= 1990 in science =

The year 1990 in science and technology involved some significant events.

==Astronomy and space exploration==
- January 24 – Japan launches the Hiten spacecraft, the first lunar probe launched by a country other than the Soviet Union or the United States.
- February 14 – The Pale Blue Dot photograph of Earth is sent back from the Voyager 1 probe after completing its primary mission, from around 3.5 billion miles away.
- April 24 – The Space Shuttle Discovery places the Hubble Space Telescope into orbit.
- August 16 – Steven Balbus makes his first discovery leading to elucidation of magnetorotational instability.
- October 13 – Earth-grazing meteoroid of 13 October 1990: A 44 kilogram, 41.5 km/s meteoroid passes above Czechoslovakia and Poland at 97.9 km. It is the first time calculations of the orbit of such a body based on photographic records from two distant places is made.

==Biology==
- The term "rewilding" is first used in print.

==Computer science==
- February – Adobe Photoshop 1.0 graphics software, devised by Thomas Knoll, is released.
- May 22 - Windows 3.0 is shipped by Microsoft
- November 12 – Tim Berners-Lee publishes a more formal proposal for the World Wide Web.
- November 13 – The first known web page is written.
- Approx. November 22 – Satoshi Tajiri begins creating the first Pokémon game.

==History of science==
- Thomas W. Laqueur publishes Making Sex: Body and Gender From the Greeks to Freud (Harvard University Press).

==Mathematics==
- Alan E. Gelfand and Adrian Smith publish a paper drawing attention to the significance of the Gibbs sampler technique for Bayesian numerical integration problems.
- Victor Kolyvagin introduces Euler systems.
- Ruth Lawrence publishes a paper on homological representations of the Hecke algebra, introducing, among other things, certain novel linear representations of the braid group, the Lawrence–Krammer representation.

==Paleontology==
- August 12 – "Sue", the best preserved Tyrannosaurus rex specimen ever found, is discovered in South Dakota by Sue Hendrickson.

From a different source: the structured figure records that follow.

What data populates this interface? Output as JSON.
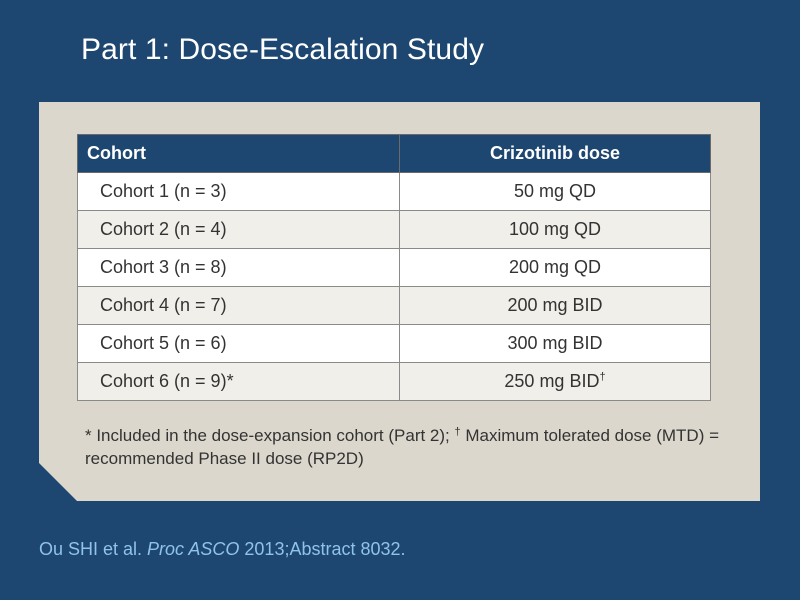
{
  "slide": {
    "title": "Part 1: Dose-Escalation Study"
  },
  "table": {
    "headers": {
      "cohort": "Cohort",
      "dose": "Crizotinib dose"
    },
    "rows": [
      {
        "cohort": "Cohort 1 (n = 3)",
        "dose": "50 mg QD",
        "dose_mark": ""
      },
      {
        "cohort": "Cohort 2 (n = 4)",
        "dose": "100 mg QD",
        "dose_mark": ""
      },
      {
        "cohort": "Cohort 3 (n = 8)",
        "dose": "200 mg QD",
        "dose_mark": ""
      },
      {
        "cohort": "Cohort 4 (n = 7)",
        "dose": "200 mg BID",
        "dose_mark": ""
      },
      {
        "cohort": "Cohort 5 (n = 6)",
        "dose": "300 mg BID",
        "dose_mark": ""
      },
      {
        "cohort": "Cohort 6 (n = 9)*",
        "dose": "250 mg BID",
        "dose_mark": "†"
      }
    ]
  },
  "footnote": {
    "part1": "* Included in the dose-expansion cohort (Part 2); ",
    "dagger": "†",
    "part2": " Maximum tolerated dose (MTD) = recommended Phase II dose (RP2D)"
  },
  "citation": {
    "authors": "Ou SHI et al. ",
    "journal": "Proc ASCO",
    "rest": " 2013;Abstract 8032."
  },
  "colors": {
    "background": "#1d4670",
    "panel": "#dbd7cc",
    "header_row": "#1d4670",
    "citation": "#8fc3e8"
  }
}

==Physiology and medicine==
- June 25 – Cruzan v. Director, Missouri Department of Health decided in the Supreme Court of the United States allowing public officials to intervene in questions of termination of life support in the absence of an advance healthcare directive.
- The Human Genome Project is founded.
- The first evidence for the existence of the BRCA gene encoding for a DNA repair enzyme involved in breast cancer susceptibility Is provided by Mary-Claire King's laboratory at University of California, Berkeley.
- The inherited mutations of the tumor suppressor gene, p53, are identified as the underlying mechanism for Li–Fraumeni syndrome in most affected families.

==Psychology==
- Roger Shepard's Mind Sights presents the "Shepard tables" illusion.

==Awards==
- Fields Prize in Mathematics: Vladimir Drinfeld, Vaughan Frederick Randal Jones, Shigefumi Mori and Edward Witten
- Nobel Prizes
  - Physics – Jerome Isaac Friedman, Henry Way Kendall and Richard E. Taylor
  - Chemistry – Elias James Corey
  - Medicine – Joseph E. Murray and E. Donnall Thomas
- Turing Award – Fernando J. Corbató

==Births==
- September 28 – Nadim Kobeissi, Lebanese computer science researcher

==Deaths==
- January 4 – Doc Edgerton, (b. 1903), American electrical engineer.
- January 14 – Rosalind Pitt-Rivers (b. 1907), English biochemist.
- January 26 – Lewis Mumford (b. 1895), American historian and philosopher of science.
- February 19 – Edris Rice-Wray Carson (b. 1904), American-born physician, pioneer in family planning.
- March 20 – Victor Rothschild, 3rd Baron Rothschild (b. 1910), English polymath.
- March 22 – Gerald Bull (b. 1928), Canadian engineer.
- March 24 – An Wang (b. 1920), Chinese American computer designer.
- May 1 – Frits Warmolt Went (b. 1903), Dutch-born American botanist.
- May 30 – Ora Mendelsohn Rosen (b. 1935), American biomedical researcher.
- August 2 – François Perrier (b. 1922), French psychoanalyst.
- August 18 – B. F. Skinner (b. 1904), American behavioral psychologist.
- August 30 – Bernard D. H. Tellegen (b. 1900), Dutch electrical engineer.
- September 2 – John Bowlby (b. 1907), English child psychologist and pioneer of attachment theory.
- October 9 – Murray Bowen (b. 1913), American psychiatrist and pioneer of family therapy.
- October 17 – Hans Freudenthal (b. 1905), Dutch mathematician.
- November 19 – Georgy Flyorov (b. 1913), Russian physicist.
- November 25 – Bettina Warburg (b. 1900), German-born American psychiatrist.